More photos coming soon.


----------



## Lars Leber (Apr 14, 2007)




----------



## ashfordphoto (Apr 14, 2007)

very nice!  I'm gonna have to try that HDR stuff someday soon, too.


----------



## LaFoto (Apr 15, 2007)

Where are the names of who is who?
And where is the TPF Salute?

Impressive countryside, waterfalls, sheep .... and mostly so _impressive *photos*_ of all three!!!


----------



## ashfordphoto (Apr 15, 2007)

No TPF salute .... we aren't quite ready for that .... yet.  

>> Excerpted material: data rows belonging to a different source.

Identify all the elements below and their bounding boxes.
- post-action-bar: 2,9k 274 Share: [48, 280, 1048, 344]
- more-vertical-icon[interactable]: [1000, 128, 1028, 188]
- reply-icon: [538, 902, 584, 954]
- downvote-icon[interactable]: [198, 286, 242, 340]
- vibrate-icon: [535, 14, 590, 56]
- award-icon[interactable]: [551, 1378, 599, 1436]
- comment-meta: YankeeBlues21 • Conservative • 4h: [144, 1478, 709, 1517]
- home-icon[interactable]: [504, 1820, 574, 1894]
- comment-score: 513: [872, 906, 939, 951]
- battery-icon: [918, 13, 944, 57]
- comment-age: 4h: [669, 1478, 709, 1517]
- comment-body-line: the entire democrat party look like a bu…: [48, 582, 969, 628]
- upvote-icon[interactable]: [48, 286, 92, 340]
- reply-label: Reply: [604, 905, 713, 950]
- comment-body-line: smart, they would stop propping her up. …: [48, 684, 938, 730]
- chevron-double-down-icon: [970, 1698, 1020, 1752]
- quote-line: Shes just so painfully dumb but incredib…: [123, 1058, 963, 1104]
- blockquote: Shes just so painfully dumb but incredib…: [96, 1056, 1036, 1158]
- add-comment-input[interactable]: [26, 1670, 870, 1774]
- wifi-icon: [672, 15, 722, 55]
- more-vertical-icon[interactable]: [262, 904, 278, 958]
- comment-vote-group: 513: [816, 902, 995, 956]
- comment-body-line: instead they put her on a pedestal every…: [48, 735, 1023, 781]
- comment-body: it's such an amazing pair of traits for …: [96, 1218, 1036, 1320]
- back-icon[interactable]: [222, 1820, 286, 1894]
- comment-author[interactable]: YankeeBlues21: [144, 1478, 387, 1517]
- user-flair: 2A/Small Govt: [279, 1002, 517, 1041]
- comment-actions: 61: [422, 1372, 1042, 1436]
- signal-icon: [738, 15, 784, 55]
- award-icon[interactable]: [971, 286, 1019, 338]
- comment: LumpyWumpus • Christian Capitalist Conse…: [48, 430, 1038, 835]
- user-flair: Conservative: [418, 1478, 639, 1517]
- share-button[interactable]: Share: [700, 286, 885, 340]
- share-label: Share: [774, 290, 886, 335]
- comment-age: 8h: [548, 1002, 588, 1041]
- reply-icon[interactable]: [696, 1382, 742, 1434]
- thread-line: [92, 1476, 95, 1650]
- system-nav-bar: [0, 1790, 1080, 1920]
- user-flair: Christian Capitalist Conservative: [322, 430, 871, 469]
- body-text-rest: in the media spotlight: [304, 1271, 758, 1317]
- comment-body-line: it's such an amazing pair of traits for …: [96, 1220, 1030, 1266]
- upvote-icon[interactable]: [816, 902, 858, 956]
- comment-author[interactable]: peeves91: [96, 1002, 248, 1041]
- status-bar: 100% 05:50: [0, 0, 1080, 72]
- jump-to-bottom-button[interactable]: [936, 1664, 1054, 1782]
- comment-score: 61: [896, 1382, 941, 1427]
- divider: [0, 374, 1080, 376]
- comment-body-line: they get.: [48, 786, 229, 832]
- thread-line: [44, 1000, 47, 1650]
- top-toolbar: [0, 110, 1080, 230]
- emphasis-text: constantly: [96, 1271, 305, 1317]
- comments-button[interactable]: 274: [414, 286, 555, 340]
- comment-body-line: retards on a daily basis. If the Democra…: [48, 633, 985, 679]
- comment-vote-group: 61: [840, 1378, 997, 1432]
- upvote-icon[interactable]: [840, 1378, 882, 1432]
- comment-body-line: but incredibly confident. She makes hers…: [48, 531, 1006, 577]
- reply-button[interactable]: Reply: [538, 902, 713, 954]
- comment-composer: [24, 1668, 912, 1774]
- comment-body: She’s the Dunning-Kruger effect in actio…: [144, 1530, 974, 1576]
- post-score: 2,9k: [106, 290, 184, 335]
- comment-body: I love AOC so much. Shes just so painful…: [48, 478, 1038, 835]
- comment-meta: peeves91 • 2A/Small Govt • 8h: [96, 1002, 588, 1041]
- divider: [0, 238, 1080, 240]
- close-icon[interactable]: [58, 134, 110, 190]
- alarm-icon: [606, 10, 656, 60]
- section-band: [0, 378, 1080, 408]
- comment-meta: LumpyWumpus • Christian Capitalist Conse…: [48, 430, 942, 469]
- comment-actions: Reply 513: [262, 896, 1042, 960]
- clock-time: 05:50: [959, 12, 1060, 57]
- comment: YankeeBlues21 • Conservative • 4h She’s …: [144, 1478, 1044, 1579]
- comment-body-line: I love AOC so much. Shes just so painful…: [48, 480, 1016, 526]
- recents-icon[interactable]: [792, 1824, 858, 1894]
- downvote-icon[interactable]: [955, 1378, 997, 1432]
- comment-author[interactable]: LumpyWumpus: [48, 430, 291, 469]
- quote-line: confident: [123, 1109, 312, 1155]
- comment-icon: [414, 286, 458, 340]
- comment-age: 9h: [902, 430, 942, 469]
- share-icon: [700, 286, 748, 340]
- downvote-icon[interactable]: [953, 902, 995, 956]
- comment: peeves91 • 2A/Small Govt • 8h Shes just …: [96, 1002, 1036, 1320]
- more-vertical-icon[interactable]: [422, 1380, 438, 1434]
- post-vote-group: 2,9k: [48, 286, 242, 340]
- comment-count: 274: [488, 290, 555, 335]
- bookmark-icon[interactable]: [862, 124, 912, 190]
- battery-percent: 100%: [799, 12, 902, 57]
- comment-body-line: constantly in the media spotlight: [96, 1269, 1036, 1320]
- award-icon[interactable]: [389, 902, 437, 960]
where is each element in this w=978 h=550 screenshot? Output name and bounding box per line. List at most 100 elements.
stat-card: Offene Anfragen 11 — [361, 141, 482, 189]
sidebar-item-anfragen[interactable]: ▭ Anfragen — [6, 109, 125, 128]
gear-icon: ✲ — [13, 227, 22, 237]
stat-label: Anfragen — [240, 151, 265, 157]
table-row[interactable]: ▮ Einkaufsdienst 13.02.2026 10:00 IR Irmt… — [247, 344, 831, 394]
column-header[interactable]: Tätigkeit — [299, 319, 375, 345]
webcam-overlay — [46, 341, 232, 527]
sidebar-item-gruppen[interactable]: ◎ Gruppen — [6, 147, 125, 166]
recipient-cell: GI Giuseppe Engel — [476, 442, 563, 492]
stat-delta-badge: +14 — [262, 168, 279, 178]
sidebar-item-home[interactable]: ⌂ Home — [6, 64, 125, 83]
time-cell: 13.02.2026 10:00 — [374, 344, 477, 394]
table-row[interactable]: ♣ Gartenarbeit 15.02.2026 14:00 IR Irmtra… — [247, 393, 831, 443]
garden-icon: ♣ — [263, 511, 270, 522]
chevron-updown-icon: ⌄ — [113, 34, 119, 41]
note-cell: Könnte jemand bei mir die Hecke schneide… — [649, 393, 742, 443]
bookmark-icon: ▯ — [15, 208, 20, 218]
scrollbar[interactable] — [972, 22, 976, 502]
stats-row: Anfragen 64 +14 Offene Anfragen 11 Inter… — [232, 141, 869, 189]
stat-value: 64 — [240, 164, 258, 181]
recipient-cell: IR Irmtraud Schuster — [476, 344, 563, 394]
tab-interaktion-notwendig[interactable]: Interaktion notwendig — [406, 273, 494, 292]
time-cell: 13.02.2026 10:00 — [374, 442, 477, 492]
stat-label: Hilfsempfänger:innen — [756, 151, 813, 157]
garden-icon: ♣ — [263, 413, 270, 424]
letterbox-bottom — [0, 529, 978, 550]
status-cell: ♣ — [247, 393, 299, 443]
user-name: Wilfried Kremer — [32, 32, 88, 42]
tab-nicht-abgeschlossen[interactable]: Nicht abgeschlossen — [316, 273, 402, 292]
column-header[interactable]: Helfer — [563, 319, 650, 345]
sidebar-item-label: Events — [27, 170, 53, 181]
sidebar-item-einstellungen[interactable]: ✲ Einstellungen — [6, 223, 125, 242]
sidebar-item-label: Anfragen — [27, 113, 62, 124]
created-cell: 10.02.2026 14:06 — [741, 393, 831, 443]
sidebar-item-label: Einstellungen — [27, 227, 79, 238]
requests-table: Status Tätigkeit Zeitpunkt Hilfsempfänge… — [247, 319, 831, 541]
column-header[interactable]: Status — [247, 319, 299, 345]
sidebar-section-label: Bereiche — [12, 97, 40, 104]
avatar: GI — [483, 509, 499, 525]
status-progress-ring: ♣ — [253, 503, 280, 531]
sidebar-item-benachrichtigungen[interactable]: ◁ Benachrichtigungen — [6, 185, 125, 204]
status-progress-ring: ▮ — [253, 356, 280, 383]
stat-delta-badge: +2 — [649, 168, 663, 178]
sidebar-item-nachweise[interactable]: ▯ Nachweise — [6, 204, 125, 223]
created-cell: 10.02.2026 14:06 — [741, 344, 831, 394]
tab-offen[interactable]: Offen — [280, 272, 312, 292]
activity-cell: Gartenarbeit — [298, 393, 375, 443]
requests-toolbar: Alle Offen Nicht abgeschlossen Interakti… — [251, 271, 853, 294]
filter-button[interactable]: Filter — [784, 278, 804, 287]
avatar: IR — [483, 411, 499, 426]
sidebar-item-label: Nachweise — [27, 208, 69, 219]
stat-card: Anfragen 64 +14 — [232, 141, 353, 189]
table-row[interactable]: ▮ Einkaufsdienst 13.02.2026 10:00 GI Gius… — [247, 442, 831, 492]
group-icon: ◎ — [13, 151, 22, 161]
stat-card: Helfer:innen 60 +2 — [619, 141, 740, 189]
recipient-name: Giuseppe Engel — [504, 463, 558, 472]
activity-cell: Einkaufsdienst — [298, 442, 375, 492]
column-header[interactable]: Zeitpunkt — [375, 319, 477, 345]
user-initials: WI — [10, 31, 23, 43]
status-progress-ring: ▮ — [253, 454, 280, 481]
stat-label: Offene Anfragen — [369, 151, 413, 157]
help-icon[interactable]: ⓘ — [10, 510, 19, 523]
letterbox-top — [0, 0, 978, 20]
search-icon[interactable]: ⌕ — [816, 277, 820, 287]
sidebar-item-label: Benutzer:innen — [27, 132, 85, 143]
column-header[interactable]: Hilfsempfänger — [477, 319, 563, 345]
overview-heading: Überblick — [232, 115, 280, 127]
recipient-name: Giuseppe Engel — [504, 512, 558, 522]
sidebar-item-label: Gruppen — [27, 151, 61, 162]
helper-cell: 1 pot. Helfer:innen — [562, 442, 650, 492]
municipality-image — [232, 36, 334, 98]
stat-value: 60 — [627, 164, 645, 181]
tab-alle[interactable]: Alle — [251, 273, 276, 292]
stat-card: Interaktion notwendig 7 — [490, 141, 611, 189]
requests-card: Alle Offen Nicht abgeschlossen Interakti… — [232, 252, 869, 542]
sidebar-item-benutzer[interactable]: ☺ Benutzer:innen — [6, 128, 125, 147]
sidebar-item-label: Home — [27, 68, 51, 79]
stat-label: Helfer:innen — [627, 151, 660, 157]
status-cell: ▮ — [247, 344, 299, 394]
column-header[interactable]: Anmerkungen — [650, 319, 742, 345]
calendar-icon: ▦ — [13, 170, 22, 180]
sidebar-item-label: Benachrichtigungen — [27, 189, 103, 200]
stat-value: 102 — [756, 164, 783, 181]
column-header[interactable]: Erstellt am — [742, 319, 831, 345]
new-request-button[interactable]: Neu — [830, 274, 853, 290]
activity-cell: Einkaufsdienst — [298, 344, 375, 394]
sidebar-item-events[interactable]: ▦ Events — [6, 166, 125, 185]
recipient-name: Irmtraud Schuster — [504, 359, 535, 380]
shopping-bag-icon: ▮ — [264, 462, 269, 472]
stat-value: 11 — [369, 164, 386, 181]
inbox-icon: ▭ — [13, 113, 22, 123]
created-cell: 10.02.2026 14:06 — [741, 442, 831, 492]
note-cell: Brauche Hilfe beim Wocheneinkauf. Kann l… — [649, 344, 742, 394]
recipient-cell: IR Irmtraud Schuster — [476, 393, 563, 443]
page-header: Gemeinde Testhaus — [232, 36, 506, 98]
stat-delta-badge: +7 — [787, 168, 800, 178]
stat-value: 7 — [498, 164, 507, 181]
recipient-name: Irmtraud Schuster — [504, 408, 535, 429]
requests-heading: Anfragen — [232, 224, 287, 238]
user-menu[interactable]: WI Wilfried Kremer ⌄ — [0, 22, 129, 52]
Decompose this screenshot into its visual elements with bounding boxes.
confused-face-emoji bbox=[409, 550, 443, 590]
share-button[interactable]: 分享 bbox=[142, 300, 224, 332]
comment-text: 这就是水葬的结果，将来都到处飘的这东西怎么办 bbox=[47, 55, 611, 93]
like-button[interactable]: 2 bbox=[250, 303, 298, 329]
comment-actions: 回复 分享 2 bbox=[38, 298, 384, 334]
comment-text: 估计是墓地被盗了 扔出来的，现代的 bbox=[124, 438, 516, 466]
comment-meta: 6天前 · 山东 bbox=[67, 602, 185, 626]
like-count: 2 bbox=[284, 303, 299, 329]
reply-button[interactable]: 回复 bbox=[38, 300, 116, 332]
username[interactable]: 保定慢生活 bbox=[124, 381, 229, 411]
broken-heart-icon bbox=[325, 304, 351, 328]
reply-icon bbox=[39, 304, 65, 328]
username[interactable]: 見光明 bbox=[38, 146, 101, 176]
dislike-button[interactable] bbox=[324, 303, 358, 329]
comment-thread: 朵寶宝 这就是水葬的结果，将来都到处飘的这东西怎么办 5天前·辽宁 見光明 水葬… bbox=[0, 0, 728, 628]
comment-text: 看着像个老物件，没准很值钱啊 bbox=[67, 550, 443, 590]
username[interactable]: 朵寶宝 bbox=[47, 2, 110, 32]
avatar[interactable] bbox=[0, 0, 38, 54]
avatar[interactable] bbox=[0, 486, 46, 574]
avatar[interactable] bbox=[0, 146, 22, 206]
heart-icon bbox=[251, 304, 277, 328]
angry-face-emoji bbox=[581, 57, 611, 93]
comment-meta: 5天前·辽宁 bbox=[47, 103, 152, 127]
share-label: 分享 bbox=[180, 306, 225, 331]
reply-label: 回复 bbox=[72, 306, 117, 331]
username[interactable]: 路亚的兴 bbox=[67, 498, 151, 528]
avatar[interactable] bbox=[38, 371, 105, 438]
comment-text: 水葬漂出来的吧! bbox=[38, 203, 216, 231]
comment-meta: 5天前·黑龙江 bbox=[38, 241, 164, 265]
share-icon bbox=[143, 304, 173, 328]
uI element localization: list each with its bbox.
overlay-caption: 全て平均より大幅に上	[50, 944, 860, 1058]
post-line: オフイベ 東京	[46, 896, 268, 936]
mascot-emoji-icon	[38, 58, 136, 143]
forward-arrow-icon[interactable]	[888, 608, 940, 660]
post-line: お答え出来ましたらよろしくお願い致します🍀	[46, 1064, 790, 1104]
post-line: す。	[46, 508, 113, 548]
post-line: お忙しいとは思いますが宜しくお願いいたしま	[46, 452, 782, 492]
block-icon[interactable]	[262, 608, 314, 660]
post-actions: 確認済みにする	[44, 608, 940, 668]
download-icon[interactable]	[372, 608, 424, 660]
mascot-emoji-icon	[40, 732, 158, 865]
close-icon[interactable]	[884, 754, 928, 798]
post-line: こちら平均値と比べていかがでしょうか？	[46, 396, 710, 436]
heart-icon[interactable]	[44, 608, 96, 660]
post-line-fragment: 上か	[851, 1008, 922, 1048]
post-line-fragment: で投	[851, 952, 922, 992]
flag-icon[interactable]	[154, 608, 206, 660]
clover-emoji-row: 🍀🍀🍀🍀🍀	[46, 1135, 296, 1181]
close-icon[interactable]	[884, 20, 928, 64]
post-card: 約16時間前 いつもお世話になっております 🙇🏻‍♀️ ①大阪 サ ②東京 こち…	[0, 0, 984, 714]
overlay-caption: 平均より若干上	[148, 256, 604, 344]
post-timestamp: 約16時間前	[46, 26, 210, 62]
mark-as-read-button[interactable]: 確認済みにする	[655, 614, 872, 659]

Left to right:  Frizbe (Justin), AshfordPhoto (Kyle), RVs4Fun (Wilson), I forget his name!  (oops), Julie (no TPF name yet), and Lars (Lars).


----------



## monicab28 (Apr 15, 2007)

These pics are awesome, guys!  I wish I could have gone with you to shoot at the waterfall.  I have some really good pics of the bighorn sheep that I took last Fall--aren't they cool animals?  I'm actually going out to Glen Eyrie today to take some portrait shots.  Maybe I'll run into the sheep.  It was nice meeting you!


----------



## WriteHeart (Apr 15, 2007)

Hello from Julie! I finally got registered here (WriteHeart). I haven't had a chance to get to my pictures yet. I have a big meeting at work today and am still preparing for it. Hopefully I will get mine up soon. 

Your pictures are great!


----------



## ashfordphoto (Apr 15, 2007)

Welcome, ladies   Julie - have fun at the meeting, but get your priorities straight!  Let's see those pics...


----------



## Mainiac (Apr 16, 2007)

Wow! Awesome photos everyone! :thumbup:


----------



## Tangerini (Apr 16, 2007)

Wonderful!! I'm sorry I couldn't make it for this one


----------